Arrow-right Camera
The Spokesman-Review Newspaper
Spokane, Washington  Est. May 19, 1883

Vote will determine the future of Iraq

Nancy Youssef Knight Ridder

BAGHDAD, Iraq – Plastered on the pervasive blast walls that protect buildings on nearly every major thoroughfare in Baghdad are dozens of poster-size ads in rows, aimed at winning over passing motorists. Some have pictures of smiling politicians, while others show stone-faced religious leaders whose dogma could shape the next government.

Iraqis will head to the polls Thursday for a National Assembly election that could offer a last chance to move a country that’s rife with sectarian division and violence toward reconciliation and stability. If all works well, the elections might pave the way toward starting an orderly withdrawal of U.S. troops.

“In the aftermath of the elections, and with the growth that I see in the Iraq security forces, we can begin to reduce the size of the U.S. forces and change the mission more to one of supporting Iraqi forces,” the U.S. Ambassador to Iraq, Zalmay Khalilzad, told the Arabic press last week.

Khalilzad also said the U.S. government hoped that Iraq’s first permanent democratic parliament would be a representative body in which the majority Shiite Muslims and minority Sunni Muslims and Kurds could iron out their differences, erode popular support for rogue militias and Sunni insurgency groups, and unify the country.

Even with Iraq’s entrenched violence and ethnic strife, that vision may not be out of reach. Many Sunni groups that boycotted the elections last January – handing the government to the rival Shiites – are running candidates now and urging others to vote. If they win enough seats, they could force Shiite politicians to negotiate and compromise on legislation, possibly drawing many people who support the insurgency or are sitting on the sidelines into a political process.

Yet the election just as easily could produce a stalemate that drives Iraq’s warring ethnic groups farther apart and pushes the nation toward outright civil war and disintegration.

With more than 7,000 candidates running for 275 assembly seats on 400 slates, handicapping the results has proved impossible.

“We are all going to be surprised,” said Hassan Bazzaz, a professor of political science and international relations at Baghdad University and frequent U.S. adviser. “This situation is so complicated.”

Electing a prime minister or passing changes to the constitution will require a two-thirds majority in the new assembly. But it’s unlikely that any single ethnic group or political party can muster the votes to win that many seats, requiring compromise and coalition in order for the government to function.

Leading the field is the United Iraqi Alliance, the largest Shiite slate, which is expected to win the most seats in part because Shiites make up 60 percent of the country’s populace. The alliance holds a majority of seats in the current temporary assembly, which was elected in January to craft a constitution.
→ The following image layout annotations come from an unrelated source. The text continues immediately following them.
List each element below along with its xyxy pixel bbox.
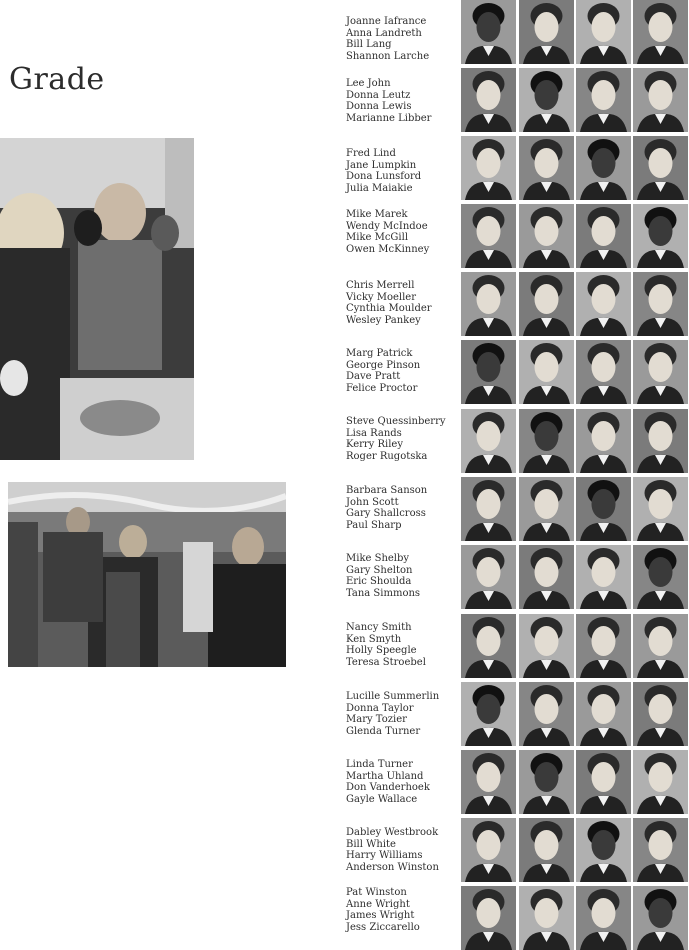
- student-portrait: [461, 614, 516, 678]
- student-name: Kerry Riley: [346, 439, 404, 450]
- student-portrait: [519, 750, 574, 814]
- student-portrait: [576, 545, 631, 609]
- student-name: John Scott: [346, 496, 399, 508]
- student-name: Harry Williams: [346, 850, 423, 861]
- student-name: Martha Uhland: [346, 770, 424, 782]
- student-name: Dabley Westbrook: [346, 827, 439, 838]
- student-portrait: [461, 750, 516, 814]
- student-name: Steve Quessinberry: [346, 416, 446, 427]
- student-name-group: [346, 16, 464, 62]
- student-portrait: [633, 477, 688, 541]
- student-name-group: [346, 622, 464, 668]
- student-portrait: [519, 886, 574, 950]
- student-portrait: [576, 204, 631, 268]
- student-name-group: [346, 280, 464, 326]
- student-name: Bill White: [346, 838, 396, 850]
- student-name: James Wright: [346, 910, 415, 921]
- student-name-group: [346, 416, 464, 462]
- student-name: Lucille Summerlin: [346, 691, 440, 702]
- student-name: George Pinson: [346, 359, 421, 371]
- student-portrait: [576, 136, 631, 200]
- student-portrait: [519, 818, 574, 882]
- student-portrait: [461, 272, 516, 336]
- student-name: Felice Proctor: [346, 382, 418, 394]
- student-name: Holly Speegle: [346, 645, 417, 656]
- student-portrait: [461, 136, 516, 200]
- student-name: Dona Lunsford: [346, 171, 422, 182]
- student-portrait: [576, 0, 631, 64]
- student-portrait: [519, 68, 574, 132]
- student-portrait: [519, 340, 574, 404]
- classroom-party-photo: [0, 138, 194, 460]
- student-name-group: [346, 553, 464, 599]
- student-name-group: [346, 759, 464, 805]
- student-name: Mike Marek: [346, 209, 408, 220]
- student-name: Mike McGill: [346, 232, 409, 243]
- student-portrait: [519, 136, 574, 200]
- student-portrait: [633, 136, 688, 200]
- student-portrait: [576, 614, 631, 678]
- student-portrait: [461, 0, 516, 64]
- student-portrait: [633, 0, 688, 64]
- student-name-group: [346, 827, 464, 873]
- student-name: Wesley Pankey: [346, 314, 421, 326]
- student-name: Dave Pratt: [346, 371, 401, 382]
- student-portrait: [633, 68, 688, 132]
- student-name: Fred Lind: [346, 148, 396, 159]
- student-portrait: [633, 204, 688, 268]
- student-portrait: [519, 545, 574, 609]
- student-name-group: [346, 148, 464, 194]
- student-name: Linda Turner: [346, 759, 413, 770]
- student-portrait: [519, 204, 574, 268]
- student-name-group: [346, 485, 464, 531]
- student-portrait: [633, 614, 688, 678]
- student-name: Mary Tozier: [346, 714, 407, 725]
- student-portrait: [633, 340, 688, 404]
- student-portrait: [576, 818, 631, 882]
- student-name-group: [346, 348, 464, 394]
- student-name: Julia Maiakie: [346, 182, 413, 194]
- student-name: Jess Ziccarello: [346, 921, 420, 933]
- student-name: Owen McKinney: [346, 243, 430, 255]
- student-portrait: [461, 682, 516, 746]
- student-portrait: [461, 409, 516, 473]
- student-portrait: [519, 614, 574, 678]
- student-name: Eric Shoulda: [346, 576, 412, 587]
- student-name: Anna Landreth: [346, 27, 422, 39]
- student-portrait: [576, 340, 631, 404]
- student-name: Donna Taylor: [346, 702, 414, 714]
- student-portrait: [519, 272, 574, 336]
- student-portrait: [633, 682, 688, 746]
- student-name: Roger Rugotska: [346, 450, 428, 462]
- student-name: Gary Shallcross: [346, 508, 426, 519]
- student-portrait: [461, 818, 516, 882]
- student-name: Anne Wright: [346, 898, 410, 910]
- student-portrait: [633, 545, 688, 609]
- student-name: Don Vanderhoek: [346, 782, 430, 793]
- student-name: Pat Winston: [346, 887, 407, 898]
- student-portrait: [461, 68, 516, 132]
- student-name: Mike Shelby: [346, 553, 410, 564]
- student-name: Cynthia Moulder: [346, 303, 432, 314]
- student-name: Gayle Wallace: [346, 793, 418, 805]
- student-name: Tana Simmons: [346, 587, 421, 599]
- student-portrait: [461, 545, 516, 609]
- student-name: Bill Lang: [346, 39, 392, 50]
- student-name: Donna Leutz: [346, 89, 411, 101]
- student-portrait: [633, 409, 688, 473]
- student-name-group: [346, 887, 464, 933]
- student-portrait: [461, 886, 516, 950]
- student-name: Vicky Moeller: [346, 291, 417, 303]
- student-name: Wendy McIndoe: [346, 220, 428, 232]
- student-portrait: [519, 477, 574, 541]
- student-name: Barbara Sanson: [346, 485, 428, 496]
- student-portrait: [633, 886, 688, 950]
- student-portrait: [633, 272, 688, 336]
- student-name-group: [346, 691, 464, 737]
- student-portrait: [519, 682, 574, 746]
- student-portrait: [576, 477, 631, 541]
- student-name-group: [346, 78, 464, 124]
- student-portrait: [461, 340, 516, 404]
- student-name: Donna Lewis: [346, 101, 412, 112]
- student-name: Ken Smyth: [346, 633, 402, 645]
- student-name-group: [346, 209, 464, 255]
- student-portrait: [576, 682, 631, 746]
- classroom-crowd-photo: [8, 482, 286, 667]
- student-name: Gary Shelton: [346, 564, 413, 576]
- student-portrait: [576, 886, 631, 950]
- student-name: Paul Sharp: [346, 519, 402, 531]
- student-portrait: [576, 409, 631, 473]
- student-portrait: [576, 68, 631, 132]
- student-name: Jane Lumpkin: [346, 159, 417, 171]
- student-name: Teresa Stroebel: [346, 656, 426, 668]
- student-name: Lee John: [346, 78, 391, 89]
- student-name: Nancy Smith: [346, 622, 412, 633]
- student-portrait: [633, 750, 688, 814]
- student-name: Marg Patrick: [346, 348, 413, 359]
- student-name: Shannon Larche: [346, 50, 430, 62]
- student-name: Anderson Winston: [346, 861, 439, 873]
- student-portrait: [576, 272, 631, 336]
- student-portrait: [576, 750, 631, 814]
- page-title: Grade: [9, 62, 105, 97]
- student-name: Marianne Libber: [346, 112, 432, 124]
- student-portrait: [461, 477, 516, 541]
- student-portrait: [633, 818, 688, 882]
- student-name: Lisa Rands: [346, 427, 402, 439]
- student-name: Joanne Iafrance: [346, 16, 427, 27]
- student-name: Glenda Turner: [346, 725, 421, 737]
- student-portrait: [519, 0, 574, 64]
- student-name: Chris Merrell: [346, 280, 415, 291]
- student-portrait: [461, 204, 516, 268]
- student-portrait: [519, 409, 574, 473]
Homam al Hamoodi, a member of the alliance slate, said its goal was to win one-third of the seats, enough to block legislation but not enough to impose its views.
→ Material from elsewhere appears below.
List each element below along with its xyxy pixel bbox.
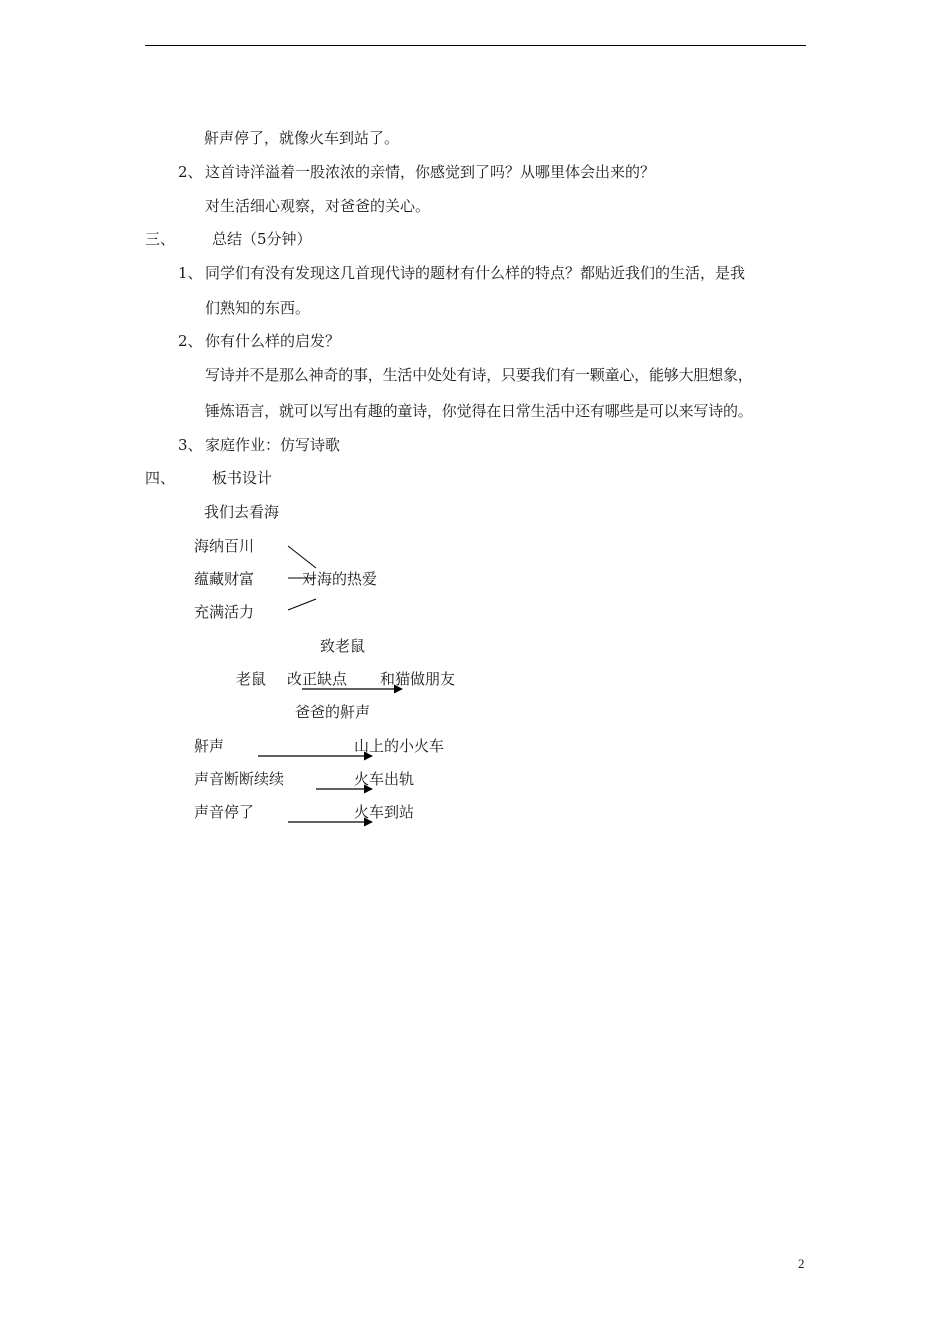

Guessing the size and shape of pieces of the puzzle is impossible, as is guessing how they might fit together to form a government.

Opponents of the United Iraqi Alliance also play on sectarian worries by criticizing the current National Assembly for installing leaders who they claim answered to clerics, not ordinary voters.

“I think the Shiites want a theocracy,” said Adnan Pachachi, a prominent Sunni politician who served on Iraq’s Governing Council before January’s election.

The Sunnis have told members of their base that they must vote if they want a voice in government. They’ve promised a centralized government that controls Iraq’s oil wealth – which lies mainly under Shiite and Kurdish lands – and reaches out to neighboring Arab states, most of which are majority Sunni, rather than to Iran, which is mostly Shiite.

While the major parties are religious, there also is a burgeoning secular political faction whose most prominent slate is led by former Prime Minister Ayad Allawi, a secular Shiite.

Ahmad Chalabi, the onetime favorite among civilian Pentagon leaders to run Iraq, also is running as a secular Shiite at the head of his own slate.

Bazzaz said the secularists could become a decisive swing bloc, depending on how many seats they win.

Allawi, who won 12 percent of the vote in January, “will do a lot better than before,” he said.

The highly organized Kurds, also 20 percent of the population, are likely to retain their strength in the new assembly, U.S. and Iraqi political scientists have predicted. But, while they enjoyed a stable alliance with Shiites during the last assembly, they could see their influence pared back in a partnership with a group of smaller parties.